Reading books like Karen Le Billon’s “French Kids Eat Everything” and Pamela Duckerman’s “Bringing Up Bebe,” you might think the only solution is moving to France. In France, snacks are strongly discouraged.

More importantly, mealtimes are viewed as essential opportunities to develop children’s sense of taste, civility, health, and social well-being. School lunch menus in small French towns are hard to believe, listing a wide range of vegetables, many types of cheese, and varieties of fish — all in a typical school week!
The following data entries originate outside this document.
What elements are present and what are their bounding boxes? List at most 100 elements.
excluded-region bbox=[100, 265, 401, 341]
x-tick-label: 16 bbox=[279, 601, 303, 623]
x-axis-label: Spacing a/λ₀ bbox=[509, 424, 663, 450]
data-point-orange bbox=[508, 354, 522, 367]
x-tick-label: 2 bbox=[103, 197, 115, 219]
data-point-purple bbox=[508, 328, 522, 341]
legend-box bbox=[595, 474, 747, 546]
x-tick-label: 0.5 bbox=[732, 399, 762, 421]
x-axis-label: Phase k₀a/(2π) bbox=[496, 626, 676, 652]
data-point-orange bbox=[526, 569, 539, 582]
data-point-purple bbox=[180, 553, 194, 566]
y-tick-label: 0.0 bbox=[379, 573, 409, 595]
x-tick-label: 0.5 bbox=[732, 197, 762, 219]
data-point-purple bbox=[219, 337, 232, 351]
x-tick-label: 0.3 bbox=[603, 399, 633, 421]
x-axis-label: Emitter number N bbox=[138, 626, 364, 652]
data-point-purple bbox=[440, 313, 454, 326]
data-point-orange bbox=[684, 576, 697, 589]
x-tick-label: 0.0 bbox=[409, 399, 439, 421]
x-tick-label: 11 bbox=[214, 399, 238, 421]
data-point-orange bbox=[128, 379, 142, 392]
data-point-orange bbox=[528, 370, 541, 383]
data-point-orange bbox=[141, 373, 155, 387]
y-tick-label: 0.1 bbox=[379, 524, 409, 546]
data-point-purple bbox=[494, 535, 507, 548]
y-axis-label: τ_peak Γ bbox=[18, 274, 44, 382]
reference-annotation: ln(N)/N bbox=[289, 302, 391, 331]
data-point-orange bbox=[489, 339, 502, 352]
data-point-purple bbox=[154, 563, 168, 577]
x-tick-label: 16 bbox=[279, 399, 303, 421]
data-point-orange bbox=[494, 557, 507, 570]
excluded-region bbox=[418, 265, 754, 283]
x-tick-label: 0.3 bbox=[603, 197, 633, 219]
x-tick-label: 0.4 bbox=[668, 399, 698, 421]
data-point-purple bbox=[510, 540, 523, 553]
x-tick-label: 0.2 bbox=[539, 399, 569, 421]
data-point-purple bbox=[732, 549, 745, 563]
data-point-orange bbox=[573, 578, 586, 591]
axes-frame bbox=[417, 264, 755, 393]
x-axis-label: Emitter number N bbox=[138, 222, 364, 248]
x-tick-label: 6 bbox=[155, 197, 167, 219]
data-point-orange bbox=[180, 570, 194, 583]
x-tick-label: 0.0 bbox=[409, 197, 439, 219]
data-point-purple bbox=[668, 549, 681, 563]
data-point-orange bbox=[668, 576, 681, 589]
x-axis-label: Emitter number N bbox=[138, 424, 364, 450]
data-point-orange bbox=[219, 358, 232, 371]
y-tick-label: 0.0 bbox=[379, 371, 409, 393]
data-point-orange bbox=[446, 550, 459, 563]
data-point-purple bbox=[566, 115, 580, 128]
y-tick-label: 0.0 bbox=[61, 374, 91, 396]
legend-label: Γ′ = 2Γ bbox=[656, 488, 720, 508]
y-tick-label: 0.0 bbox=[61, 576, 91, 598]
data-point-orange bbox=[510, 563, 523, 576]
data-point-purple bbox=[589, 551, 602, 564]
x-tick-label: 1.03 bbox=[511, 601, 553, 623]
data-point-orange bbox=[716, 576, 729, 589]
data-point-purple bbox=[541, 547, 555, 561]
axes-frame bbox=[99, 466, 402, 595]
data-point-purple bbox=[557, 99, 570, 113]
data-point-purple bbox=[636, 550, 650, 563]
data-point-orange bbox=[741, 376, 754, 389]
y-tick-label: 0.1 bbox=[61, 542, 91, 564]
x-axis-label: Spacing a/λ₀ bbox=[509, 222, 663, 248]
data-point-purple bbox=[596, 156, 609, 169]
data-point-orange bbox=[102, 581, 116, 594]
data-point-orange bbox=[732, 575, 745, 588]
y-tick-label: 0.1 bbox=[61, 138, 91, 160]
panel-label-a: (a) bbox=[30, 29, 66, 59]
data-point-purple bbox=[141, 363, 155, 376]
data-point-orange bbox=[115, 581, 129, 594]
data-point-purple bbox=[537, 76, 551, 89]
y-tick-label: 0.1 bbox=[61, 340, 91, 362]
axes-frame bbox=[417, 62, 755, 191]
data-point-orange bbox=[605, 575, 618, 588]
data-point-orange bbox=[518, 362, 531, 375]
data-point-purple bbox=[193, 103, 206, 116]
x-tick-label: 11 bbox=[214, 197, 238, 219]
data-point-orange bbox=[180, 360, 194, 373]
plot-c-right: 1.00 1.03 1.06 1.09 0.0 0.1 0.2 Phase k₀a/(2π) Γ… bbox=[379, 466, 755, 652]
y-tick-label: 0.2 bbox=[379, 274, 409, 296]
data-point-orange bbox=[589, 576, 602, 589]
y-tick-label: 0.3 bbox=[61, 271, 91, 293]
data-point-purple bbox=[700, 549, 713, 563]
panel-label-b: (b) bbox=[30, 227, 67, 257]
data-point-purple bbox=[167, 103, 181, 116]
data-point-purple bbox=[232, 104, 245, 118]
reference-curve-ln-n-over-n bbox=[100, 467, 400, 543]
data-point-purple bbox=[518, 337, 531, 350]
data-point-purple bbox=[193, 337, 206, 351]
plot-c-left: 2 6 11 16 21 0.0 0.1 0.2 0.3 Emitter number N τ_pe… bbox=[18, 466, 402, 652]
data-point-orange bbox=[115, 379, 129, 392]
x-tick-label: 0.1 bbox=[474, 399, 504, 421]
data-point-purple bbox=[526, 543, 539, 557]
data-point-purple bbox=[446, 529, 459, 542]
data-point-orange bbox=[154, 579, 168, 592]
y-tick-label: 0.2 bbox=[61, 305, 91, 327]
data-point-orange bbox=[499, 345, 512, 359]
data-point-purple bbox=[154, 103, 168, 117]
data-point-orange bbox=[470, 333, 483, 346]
As Le Billon is quick to point out, everything is not perfect in France. But the success of individual small communities in holding back the tide of constant snacking on convenience foods and the resulting deleterious health and social effects are worthy of investigation and perhaps emulation.

How to Reduce the Packaged Snack Habit

Realistically, you cannot escape the snack itch. But you don’t have to dole out Oreos with an apathetic shrug. Even if we must participate in the all-day snack buffet of our culture or render our children isolated outcasts, we still have choices. Most children are highly adaptable, and introducing different fruits and vegetables, nuts, seaweed, and cheeses as snacks can be successful.

If your 4-year-old eats half of a sliced cucumber an hour before dinner, he will likely still have an appetite. A child who munches on almonds instead of graham crackers has a bounty of more fiber and fats to draw on throughout the day. If we must snack, let it be something helpful and palate-expanding.

What about the cost? After loading the grocery cart with a couple of boxes of packaged snacks, the prices are surprisingly high. Grocery inflation can be felt in the Dorito aisle, not just the egg cartons, after all.

So before investing in perishable food items that your children may reject, here are a few simple ways to shift your family’s eating habits over time that will not devastate the food budget. In fact, if you opt for fewer ultra-processed items, you may be surprised at how much the food budget drops!

  1. Introduce mild vegetables that might be a hit. Many children enjoy the sweet, crisp taste of carrots, the satisfying crunch of raw celery and cucumbers, and the subtle flavors of bell peppers and sugar snap peas. Try small quantities of foods like these, and, as their taste buds change, your children may accept these as a preferred snack.
  2. Experiment with nuts and cheese. Try a wide range of nuts and cheeses to find protein-rich and fatty snacks that satisfy kids in a growth spurt. Both nuts and cheeses can be pricey, but budget-friendly options like peanuts and almonds purchased in bulk and the large blocks of cheese at Sam’s Club or Costco might become a family favorite.
  3. Find exciting novelties. The occasional pack of salted seaweed or freeze-dried strawberries will set you back as much as packaged potato chips or Goldfish, but items like these usually don’t have the food dyes and carbo-loading overwhelm of many conventionally processed snacks. Pickles and olives can be another way of achieving that super salty treat some kids crave.

In general, as Le Billon observed in France, allowing children to try different fruits and vegetables in a variety of forms (for example: raw, roasted, dried, pickled) allows them to become more familiar with a wide range of single-ingredient foods. This moves them away from the taste-distorting world of processed food and back to a sane way of eating.

As the school year gets underway again, let’s reconsider our families’ snacking habits. No Ph.D. is required to think critically about what your family is eating and if you actually enjoy it.